À ma manière, un roman de Loana Hoarau
Je me suis rendu compte d’un coup que j’étais nu comme un ver et que les vêtements qui me recouvraient étaient mes bleus, mes ecchymoses, mes lacérations. Ils habillaient mon corps entier,
à l’extérieur, de la plante des pieds jusqu’au haut de mon crâne, à l’intérieur, de mon cerveau jusqu’au moindre de mes nerfs. Le soleil les sublimait, les rappelait
à moi, en les voyant j’avais mal, et je hurlais. Paysage englouti. Sans conscience. Sans fumet. Sans rien.
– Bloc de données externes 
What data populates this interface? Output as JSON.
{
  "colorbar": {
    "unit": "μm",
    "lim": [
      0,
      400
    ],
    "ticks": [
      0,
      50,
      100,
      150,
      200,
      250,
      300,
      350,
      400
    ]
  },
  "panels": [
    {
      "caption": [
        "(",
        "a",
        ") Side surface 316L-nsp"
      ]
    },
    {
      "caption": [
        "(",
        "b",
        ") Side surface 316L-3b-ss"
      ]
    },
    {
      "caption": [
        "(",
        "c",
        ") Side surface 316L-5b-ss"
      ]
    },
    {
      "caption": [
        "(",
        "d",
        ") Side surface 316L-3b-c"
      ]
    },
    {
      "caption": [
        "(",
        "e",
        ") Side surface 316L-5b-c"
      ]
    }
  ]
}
Je ne voyais rien.
Juste ce chemin sur lequel je courais à en perdre haleine.
À en perdre mon souffle.
À en perdre mon reste de raison.
Je ne sentais pas les gravats brûlants sous mes pieds ravagés, en sang, ni ce corps qui me portait encore et qui n’était plus que caricature. Je ne sentais plus mon corps exploité, mutilé. En sang. Je ne pensais plus qu’à une seule chose.
Courir.
Courir encore.
Lorsque j’ai dépassé le terrain vague, qui s’était évertué à me faire tomber dans ses crevasses et sa vase, il s’était écoulé je pense plus de dix minutes. Pour moi, cela semblait des heures, une éternité. Toujours avec cette terreur de le voir me poursuivre. Il n’en était rien. Comme si tout cela n’avait été qu’un rêve, qu’une illusion.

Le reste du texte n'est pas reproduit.